Night Night Parameters

 

Google announced yesterday that they are sunsetting the URL parameters tool. The URL parameters tool was originally launched to deal with problematic CMS and poorly coded sites generating thousands and thousands of effectively duplicated pages to the purposes of filtering ,sorting and configuration of products on on e-commerce websites. This also happens on dynamically generated websites like gaming websites, live blogs and news.

I’ve recently been working with a large e-commerce retailer who had an issue that fell into this category. Every filter that you applied to a page added an additional parameter string to the end of the URL this. Because there were so many filters within the site this created infinitely scaling parameters into the tens of millions which Google had identified in search console and blocked out. 

With the sun setting of the URL Parameter tool,  how we deal with this issue now needs to be fixed as crawl budget is still at a premium and much as Google say they are great at sorting this experience and evidence suggests that’s not necessarily so especially if they still try to call draw many many many parameterize pages.

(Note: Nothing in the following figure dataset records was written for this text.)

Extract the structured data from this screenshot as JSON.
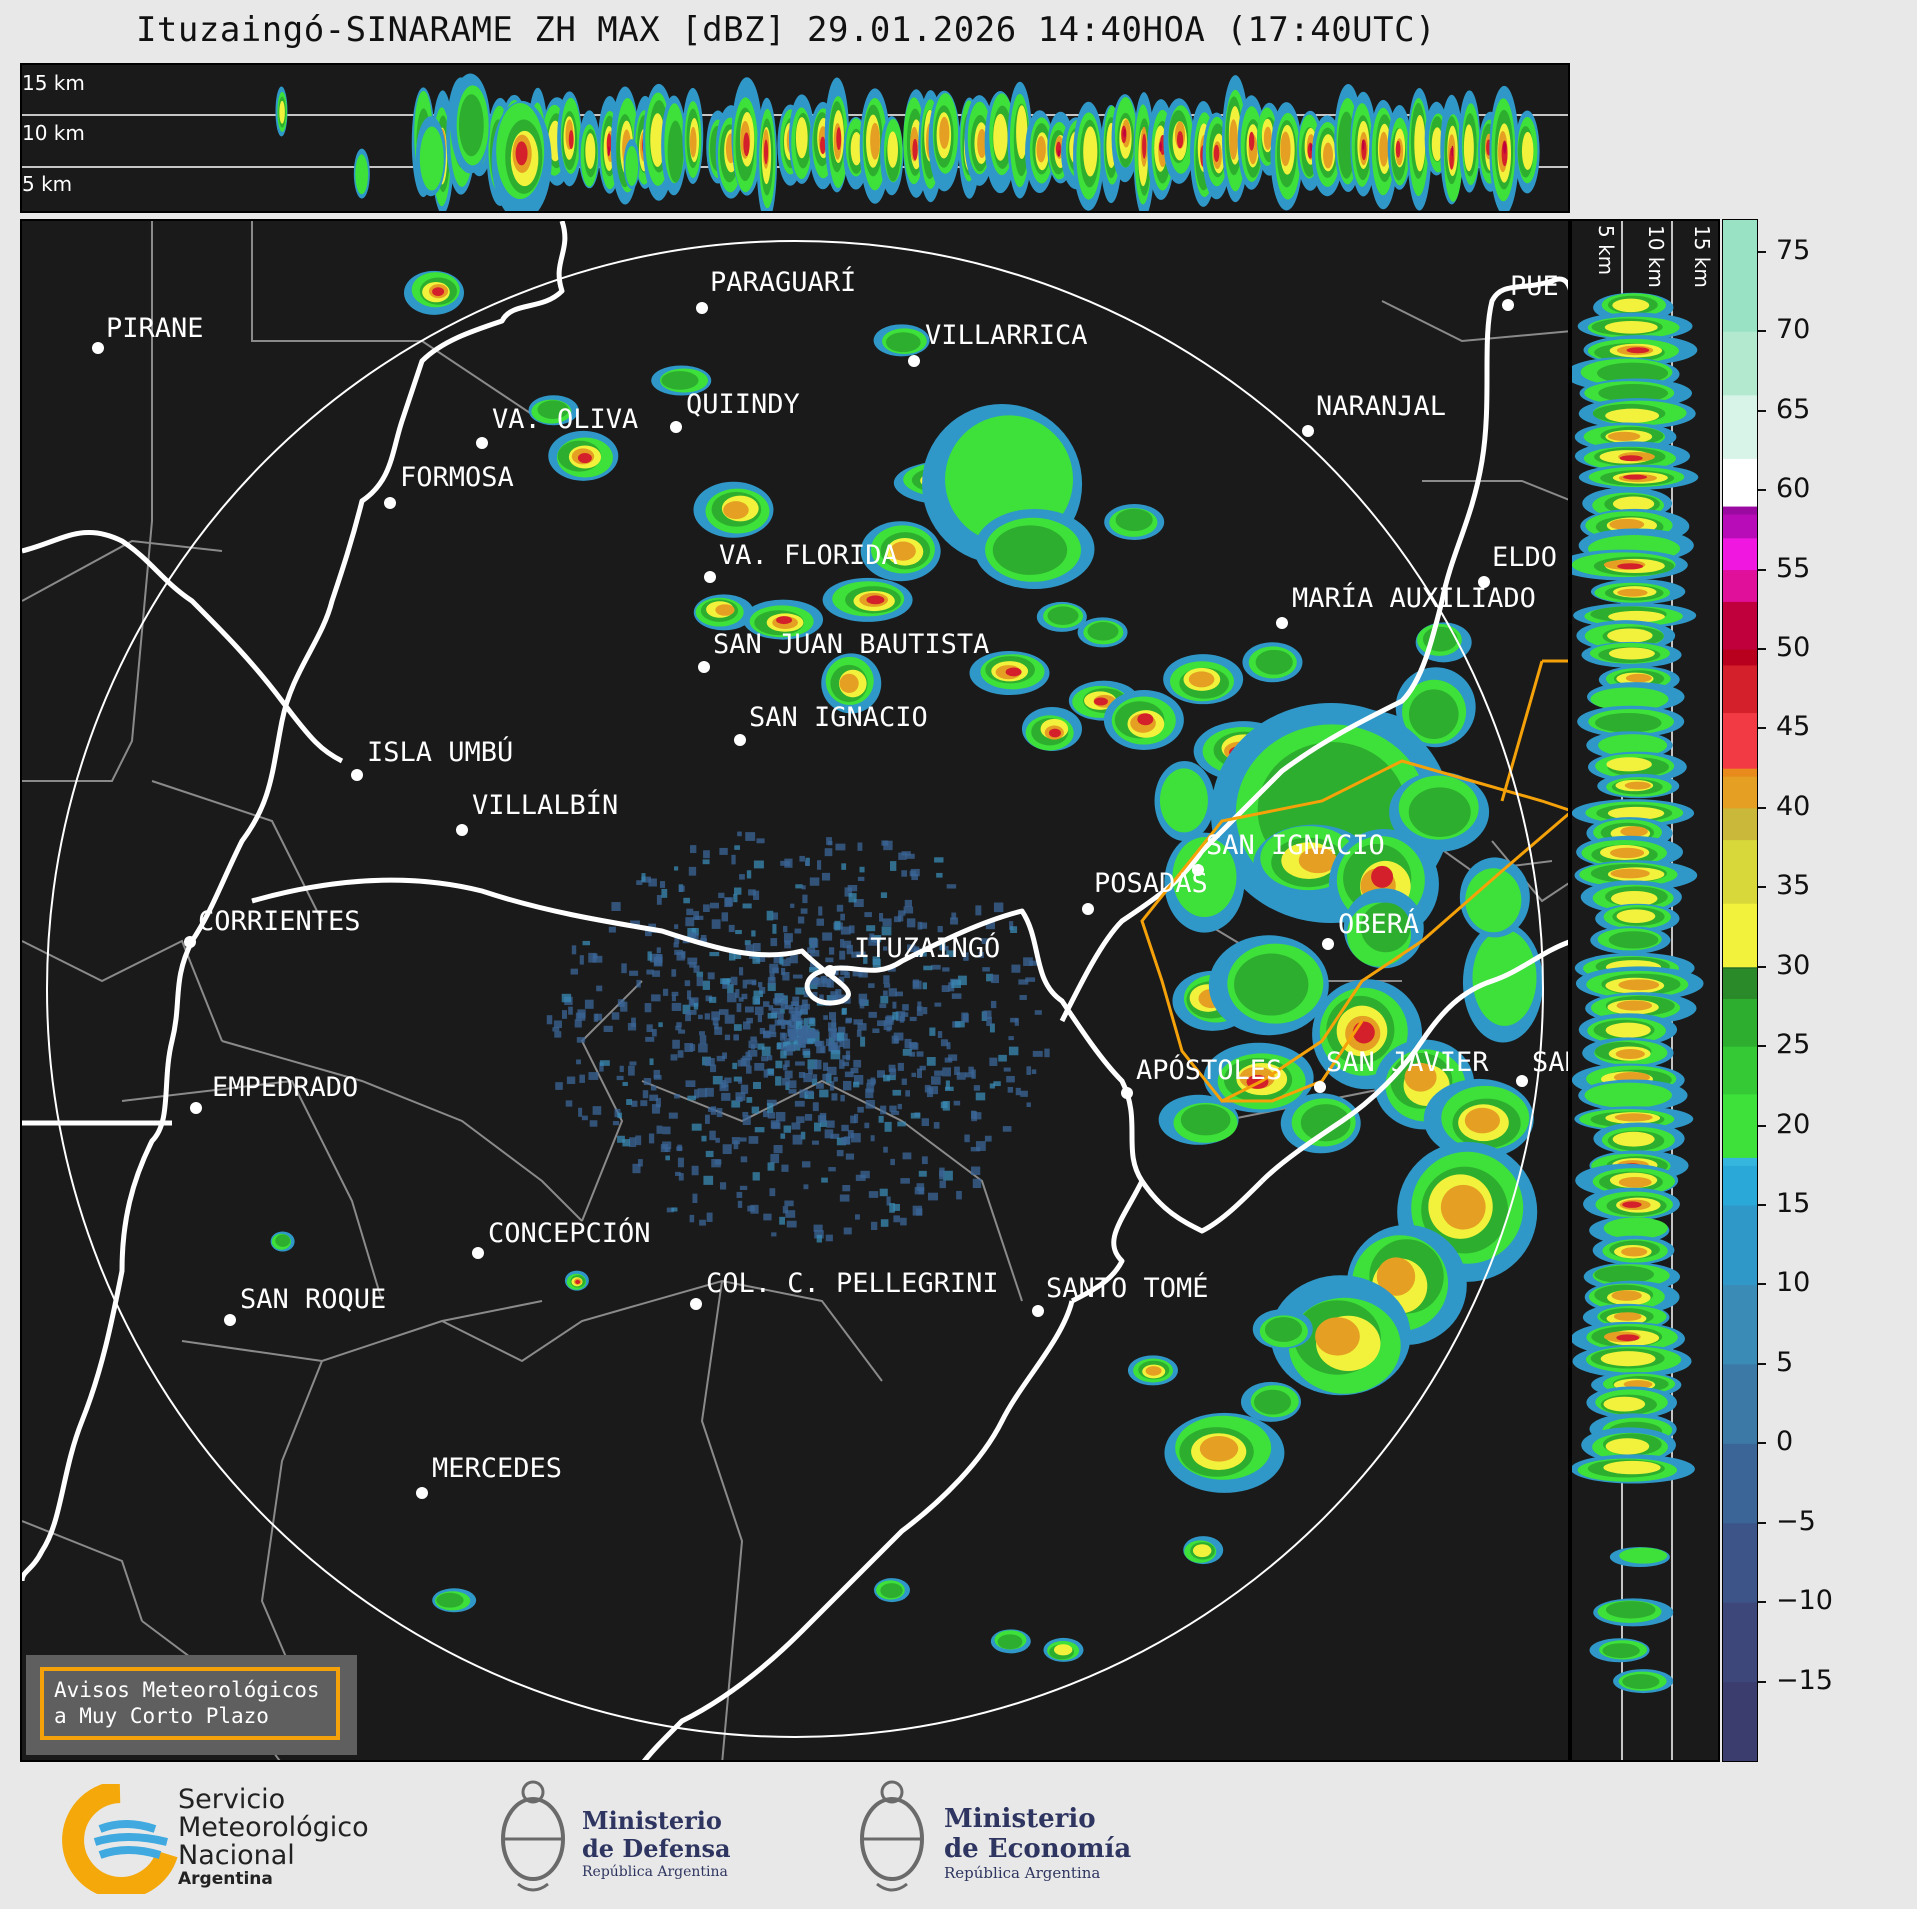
{
  "title": "Ituzaingó-SINARAME ZH MAX [dBZ] 29.01.2026 14:40HOA (17:40UTC)",
  "altitude_labels": [
    "15 km",
    "10 km",
    "5 km"
  ],
  "side_altitude_labels": [
    "5 km",
    "10 km",
    "15 km"
  ],
  "colorbar": {
    "ticks": [
      "75",
      "70",
      "65",
      "60",
      "55",
      "50",
      "45",
      "40",
      "35",
      "30",
      "25",
      "20",
      "15",
      "10",
      "5",
      "0",
      "−5",
      "−10",
      "−15"
    ],
    "range": [
      -20,
      77
    ]
  },
  "cities": [
    {
      "name": "PARAGUARÍ"
    },
    {
      "name": "VILLARRICA"
    },
    {
      "name": "PIRANE"
    },
    {
      "name": "QUIINDY"
    },
    {
      "name": "VA. OLIVA"
    },
    {
      "name": "NARANJAL"
    },
    {
      "name": "FORMOSA"
    },
    {
      "name": "PUE"
    },
    {
      "name": "VA. FLORIDA"
    },
    {
      "name": "ELDO"
    },
    {
      "name": "MARÍA AUXILIADO"
    },
    {
      "name": "SAN JUAN BAUTISTA"
    },
    {
      "name": "SAN IGNACIO"
    },
    {
      "name": "ISLA UMBÚ"
    },
    {
      "name": "VILLALBÍN"
    },
    {
      "name": "SAN IGNACIO"
    },
    {
      "name": "POSADAS"
    },
    {
      "name": "CORRIENTES"
    },
    {
      "name": "OBERÁ"
    },
    {
      "name": "ITUZAINGÓ"
    },
    {
      "name": "APÓSTOLES"
    },
    {
      "name": "SAN JAVIER"
    },
    {
      "name": "SAN"
    },
    {
      "name": "EMPEDRADO"
    },
    {
      "name": "CONCEPCIÓN"
    },
    {
      "name": "COL. C. PELLEGRINI"
    },
    {
      "name": "SANTO TOMÉ"
    },
    {
      "name": "SAN ROQUE"
    },
    {
      "name": "MERCEDES"
    }
  ],
  "warning": {
    "line1": "Avisos Meteorológicos",
    "line2": "a Muy Corto Plazo"
  },
  "logos": {
    "smn": [
      "Servicio",
      "Meteorológico",
      "Nacional",
      "Argentina"
    ],
    "defensa": [
      "Ministerio",
      "de Defensa",
      "República Argentina"
    ],
    "economia": [
      "Ministerio",
      "de Economía",
      "República Argentina"
    ]
  },
  "colors": {
    "accent": "#f5a20a",
    "background": "#1a1a1a"
  }
}
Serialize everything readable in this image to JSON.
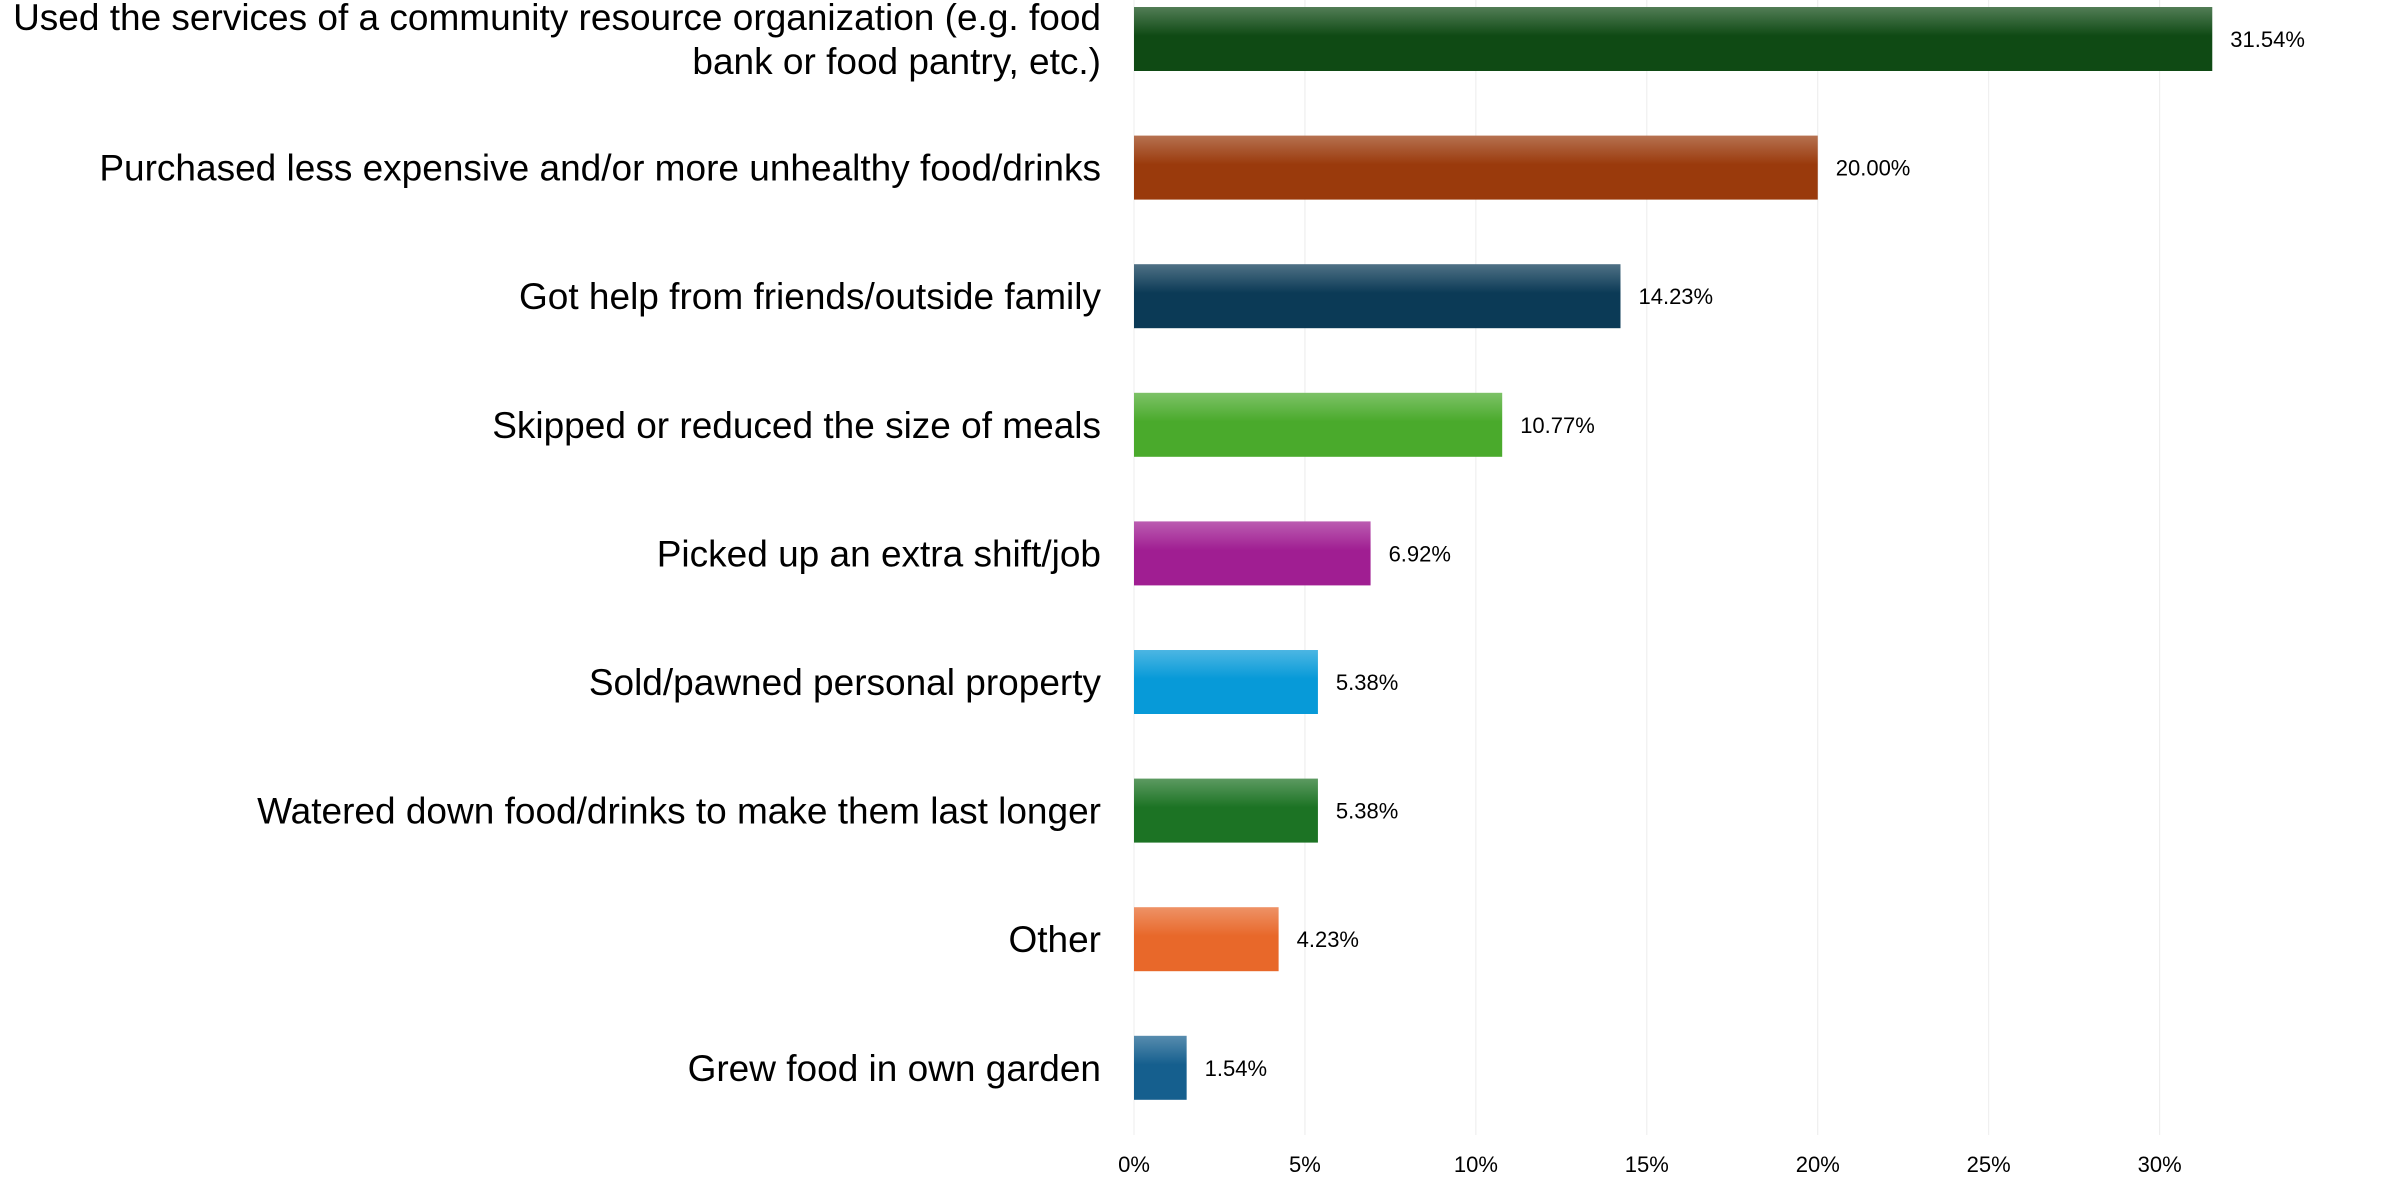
{
  "chart_data": {
    "type": "bar",
    "orientation": "horizontal",
    "categories": [
      [
        "Used the services of a community resource organization (e.g. food",
        "bank or food pantry, etc.)"
      ],
      [
        "Purchased less expensive and/or more unhealthy food/drinks"
      ],
      [
        "Got help from friends/outside family"
      ],
      [
        "Skipped or reduced the size of meals"
      ],
      [
        "Picked up an extra shift/job"
      ],
      [
        "Sold/pawned personal property"
      ],
      [
        "Watered down food/drinks to make them last longer"
      ],
      [
        "Other"
      ],
      [
        "Grew food in own garden"
      ]
    ],
    "values": [
      31.54,
      20.0,
      14.23,
      10.77,
      6.92,
      5.38,
      5.38,
      4.23,
      1.54
    ],
    "value_labels": [
      "31.54%",
      "20.00%",
      "14.23%",
      "10.77%",
      "6.92%",
      "5.38%",
      "5.38%",
      "4.23%",
      "1.54%"
    ],
    "colors": [
      "#0f4a14",
      "#9a3a0c",
      "#0b3a56",
      "#4aaa2c",
      "#a01e92",
      "#079ad8",
      "#1c7324",
      "#e8682a",
      "#155f8e"
    ],
    "xlim": [
      0,
      32
    ],
    "xticks": [
      0,
      5,
      10,
      15,
      20,
      25,
      30
    ],
    "xtick_labels": [
      "0%",
      "5%",
      "10%",
      "15%",
      "20%",
      "25%",
      "30%"
    ],
    "grid": true,
    "title": "",
    "xlabel": "",
    "ylabel": ""
  }
}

 I’d encourage you to look at your websites and investigate are there instances you are using ‘?’ Parameters and ‘&’ parameters or any other parameters that really shouldn’t be indexed or crawled by Google. If yes,  I would encourage you to investigate this further and see if you can disallow all of these with robots.txt instruction otherwise Google will be wasting lots and lots of your crawl budget on irrelevant pages. A great way to stress test this if you’re more serious is to look at your log files. These will give you a very good indication of where Google are actually crawling. If they are not really looking at parameterised pages you can rest assured that you’re probably fine. I’d also encourage you to read Google’s best practice on how to implement parameters.